TransCanada had previously ended talks on the Mainline last November, citing a lack of shipper interest. The pipeline company and producers had been unable to find agreement on pricing and long-term commitments. TransCanada wants long-term pledges on its underused Mainline pipeline system, especially if it is going to offer lower tariffs, while gas producers in British Columbia and Alberta need greater, competitively priced access to Central Canadian and U.S. markets.
In recent years, Canadian producers have seen prices drop and their market share in North America eroded due to booming U.S. shale supplies. They face more competition as new pipelines in the U.S. move gas from the prolific and low-cost Marcellus and Utica basins to key eastern markets.
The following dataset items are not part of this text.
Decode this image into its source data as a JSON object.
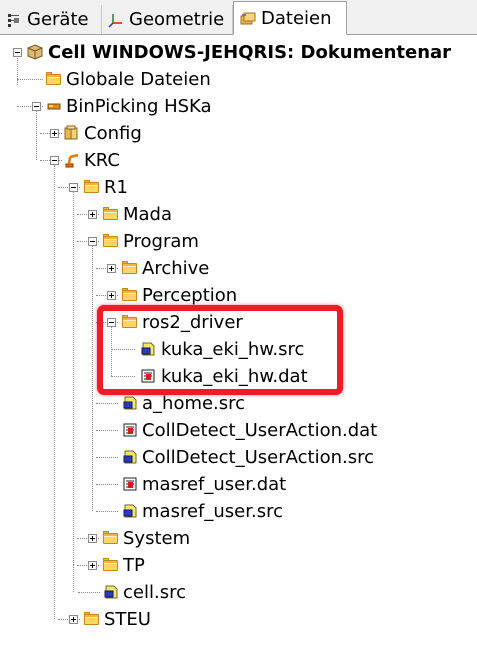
{
  "tabs": [
    {
      "label": "Geräte",
      "icon": "devices-icon",
      "active": false
    },
    {
      "label": "Geometrie",
      "icon": "geometry-axes-icon",
      "active": false
    },
    {
      "label": "Dateien",
      "icon": "files-icon",
      "active": true
    }
  ],
  "tree": {
    "cell": "Cell WINDOWS-JEHQRIS: Dokumentenar",
    "global_files": "Globale Dateien",
    "project": "BinPicking HSKa",
    "config": "Config",
    "krc": "KRC",
    "r1": "R1",
    "mada": "Mada",
    "program": "Program",
    "archive": "Archive",
    "perception": "Perception",
    "ros2_driver": "ros2_driver",
    "kuka_eki_hw_src": "kuka_eki_hw.src",
    "kuka_eki_hw_dat": "kuka_eki_hw.dat",
    "a_home_src": "a_home.src",
    "colldetect_dat": "CollDetect_UserAction.dat",
    "colldetect_src": "CollDetect_UserAction.src",
    "masref_dat": "masref_user.dat",
    "masref_src": "masref_user.src",
    "system": "System",
    "tp": "TP",
    "cell_src": "cell.src",
    "steu": "STEU"
  },
  "colors": {
    "highlight": "#ee1c25",
    "folder": "#f2b640",
    "tab_bar": "#f0f0f0"
  }
}
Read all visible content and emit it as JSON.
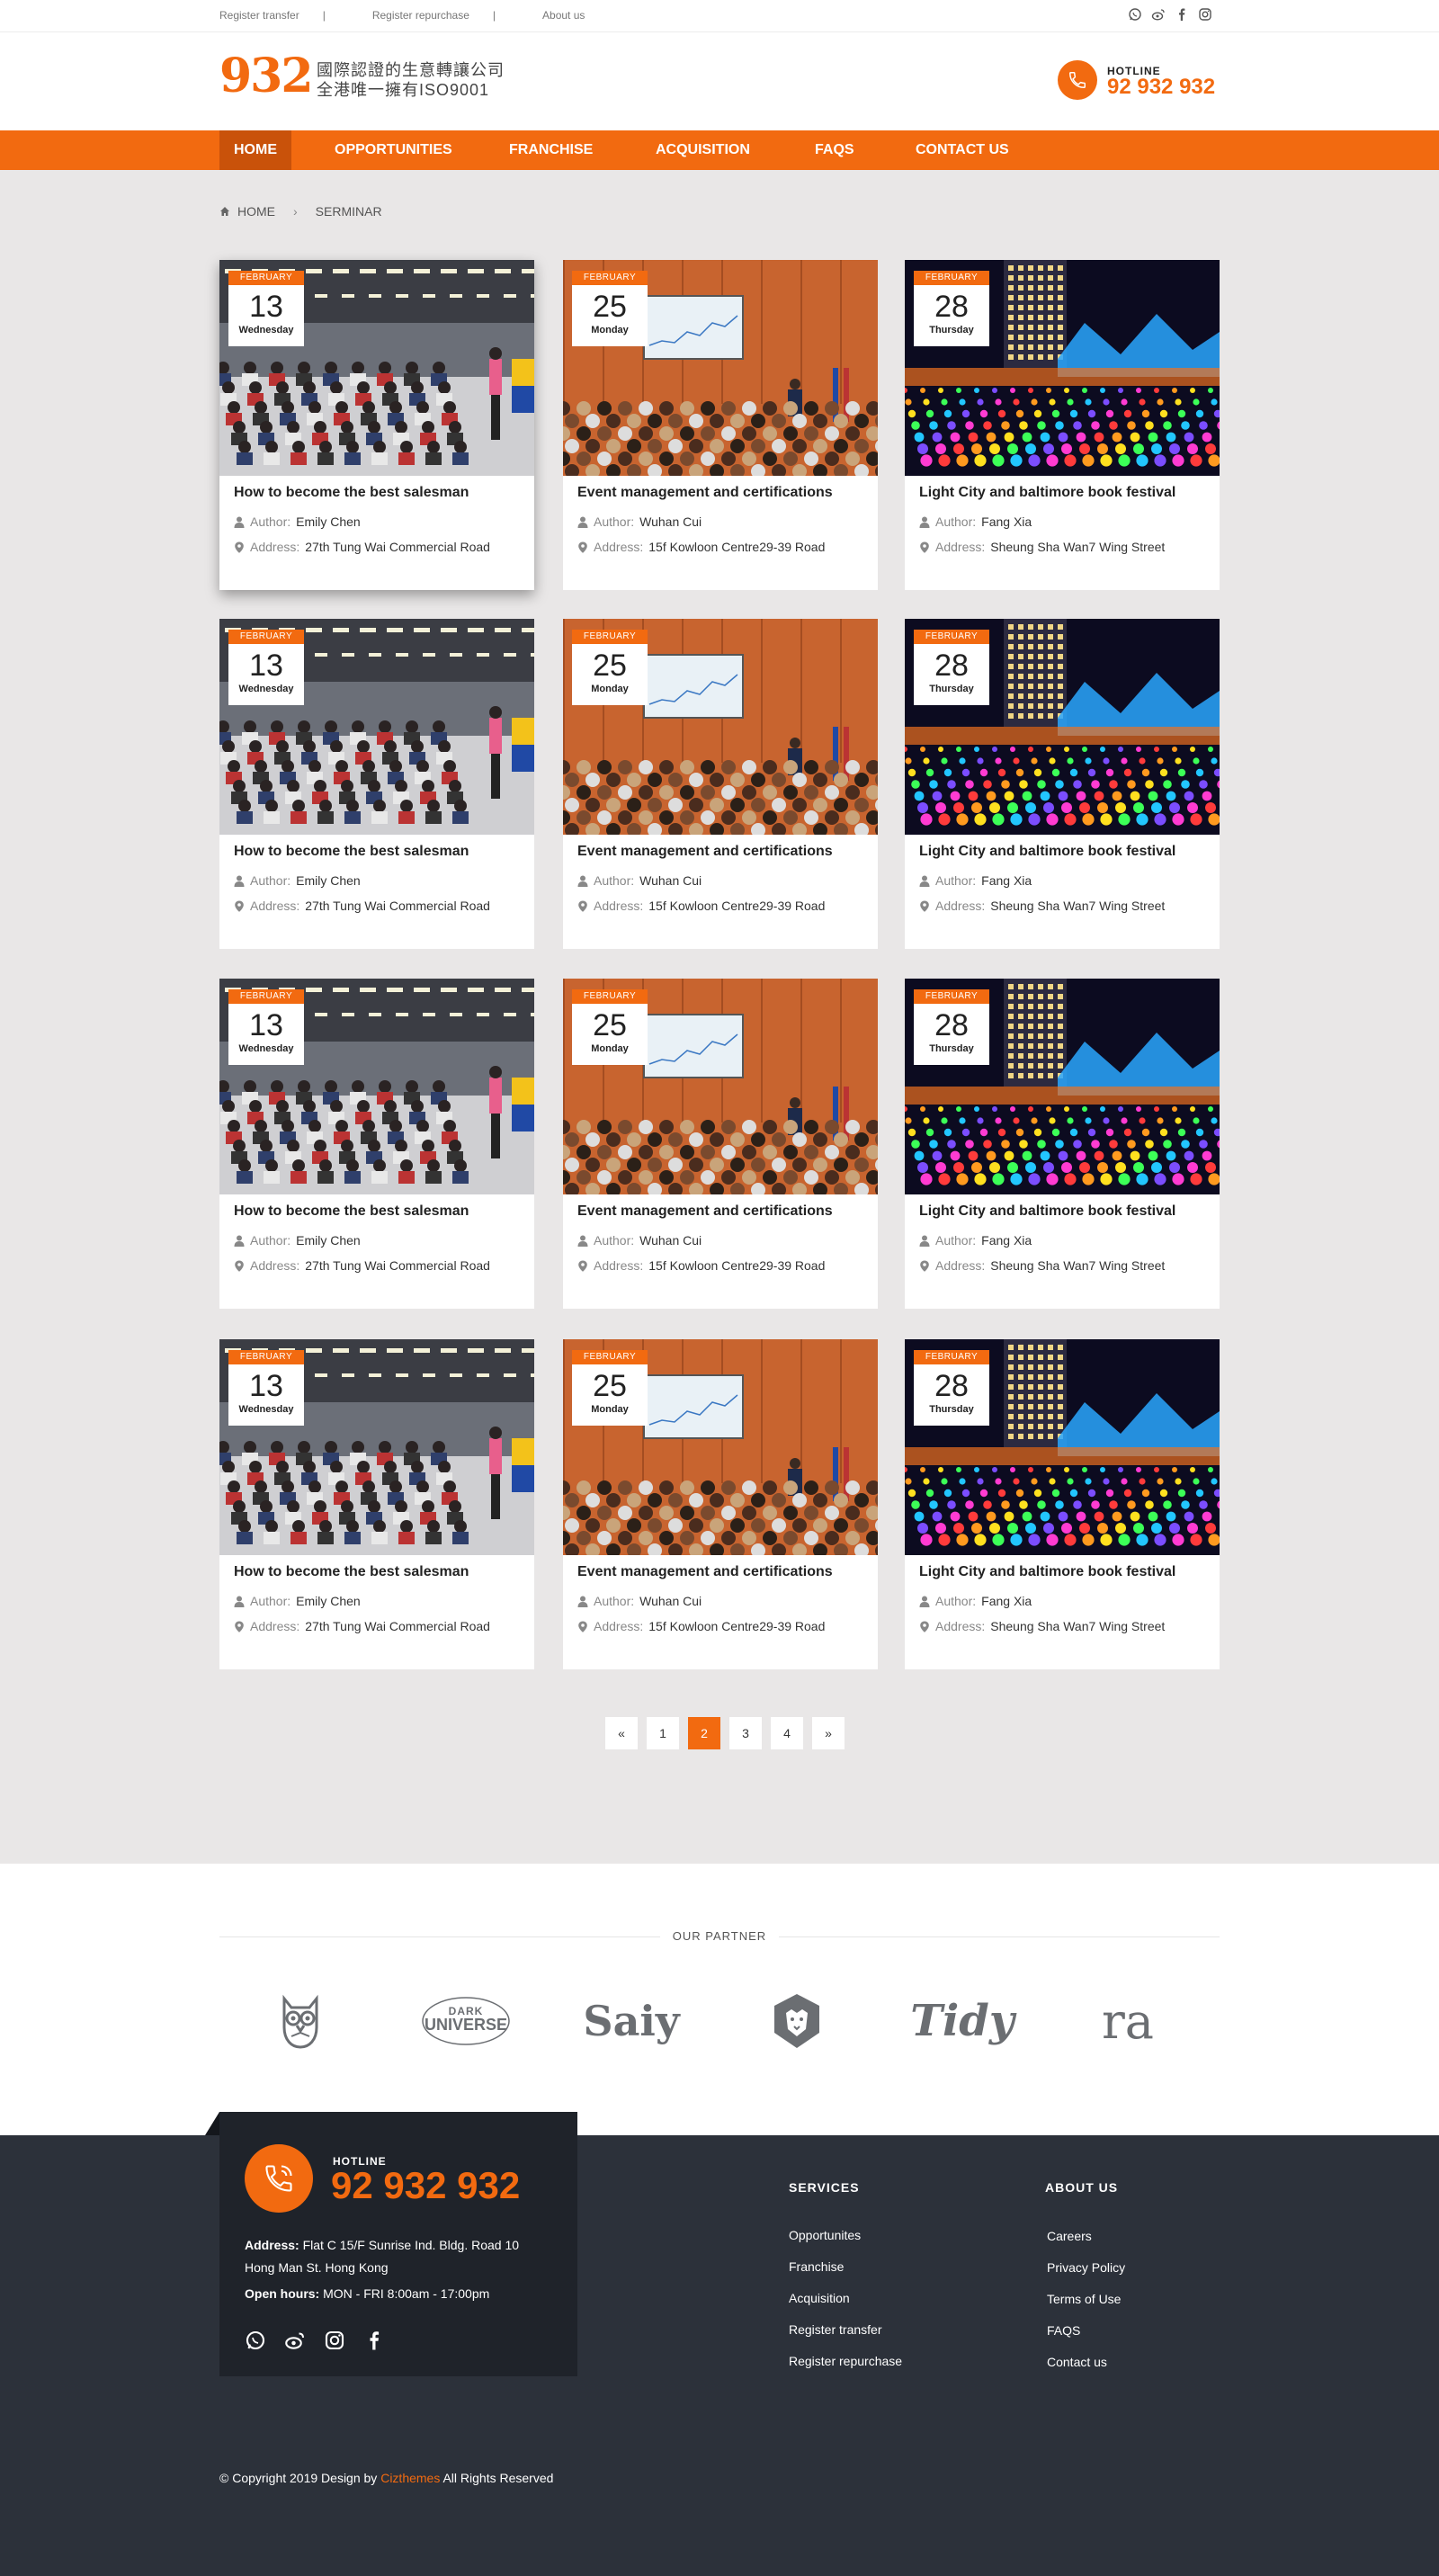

Current prices are not high enough to justify the cost of moving Canadian gas without a pipeline deal, said Calgary consultant Bill Gwozd. The open season closes March 9; the targeted in-service date is November.
BP may invest to upgrade 200 of its wind turbines in U.S.
(Bloomberg; Feb. 16) - BP is weighing plans to update as many as 200 of its U.S. wind turbines with newer, higher-capacity equipment, a move that would represent the company’s biggest investment in renewable energy since its last wind farm came online in 2012. If the company greenlights the project — a decision that could be reached by mid-year — it would represent about 400 megawatts of additional capacity.
Laura Folse, chief executive of BP Wind Energy, said the move would allow the company to capitalize on production tax credits while optimizing operations at farms in Texas and Kansas. The company put down an initial investment in December 2016 in order to qualify for the full tax credit of 2.3 cents per kilowatt hour, which started scaling down this year. The updates involve swapping out aging equipment such as gearboxes, drive trains and blades, while keeping towers and foundations. BP said the upgraded technology would improve efficiency and reliability while increasing energy output.
With 14 wind farms — including one operated by another company in Hawaii — BP said it has the largest wind-energy business of all major oil companies. An example of the possible upgrades is the Silver Star Wind Farm near Dallas, where BP has determined the improvements could make its turbines more competitive against gas-fired power. That’s especially important in Texas, where BP doesn’t have long-term contracts to sell wind energy and must compete with the daily vagaries in the power markets.